Magandang Umaga, Mabuhay ng Pipilinas. Sapaan awak kabin maskapai Cebu Pacific yang berarti
“Selamat Pagi, Selamat Datang di Filipina” membangunkan tidur gue pagi itu.
Tidak terasa sejak bertolak dari Jakarta dan sekitar 4 jam di udara, sekarang
bersiap-siap untuk mendarat di Bandara Internasional Ninoy Aquino di Manila, Filipina.

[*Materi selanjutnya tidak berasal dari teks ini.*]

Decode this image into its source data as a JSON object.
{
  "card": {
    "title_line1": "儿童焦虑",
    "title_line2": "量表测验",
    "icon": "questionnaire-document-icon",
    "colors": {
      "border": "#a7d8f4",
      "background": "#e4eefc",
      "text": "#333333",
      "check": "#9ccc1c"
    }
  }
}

Gue paksakan mata untuk terbuka dan
mengintip penunjuk waktu pagi itu yang menunjukkan pukul 05.40. Untuk pertama
kalinya gue terbang bersama Cebu Pacific dan kesan pertama yang gue rasakan
lumayan bagus untuk pelayanannya.
Tidak gampang untuk
mengumpulkan nyawa pagi itu karena gue tidur sangat lelap. Namun sesaat setelah
mendarat nyawa gue telah menyatu kembali dengan raga ini. Suasana Terminal 3
Bandara Internasional Ninoy Aquino Manila pagi itu relatif sepi karena tidak
banyak pesawat yang mendarat dan itu memberikan keuntungan tersendiri karena
berarti tidak perlu antri panjang untuk melewati imigrasi.
Tempat penukaran
uang berjejer di pintu keluar dan setelah membandingkan satu dengan lannya
nilai tukarnya relatif tidak jauh berbeda. Sisa Dollar Singapore yang masih gue
miliki di perjalanan sebelumnya gue tukar dengan Peso Filipina. Satu urusan
lagi yang harus gue selesaikan sebelum bertolak keluar yaitu membeli kartu
perdana lokal untuk mengaktifkan blackberry selama berada di Filipina. Ada
2 pilihan kartu perdana yaitu Smart Card
dan Globe Card. Karena counter yang
gue jumpai hanya Globe Card akhirnya
gue memilih kartu perdana tersebut yang dijual dengan harga PHP 300 dan top up PHP 100 total PHP 400 (sekitar Rp
100rb) yang gue bayarkan dan blackberry
langsung aktif seketika dalam hitungan detik.
Kota Manila tidak
ubahnya mirip dengan Jakarta dalam urusan transportasi. 11 12 lah kira-kira.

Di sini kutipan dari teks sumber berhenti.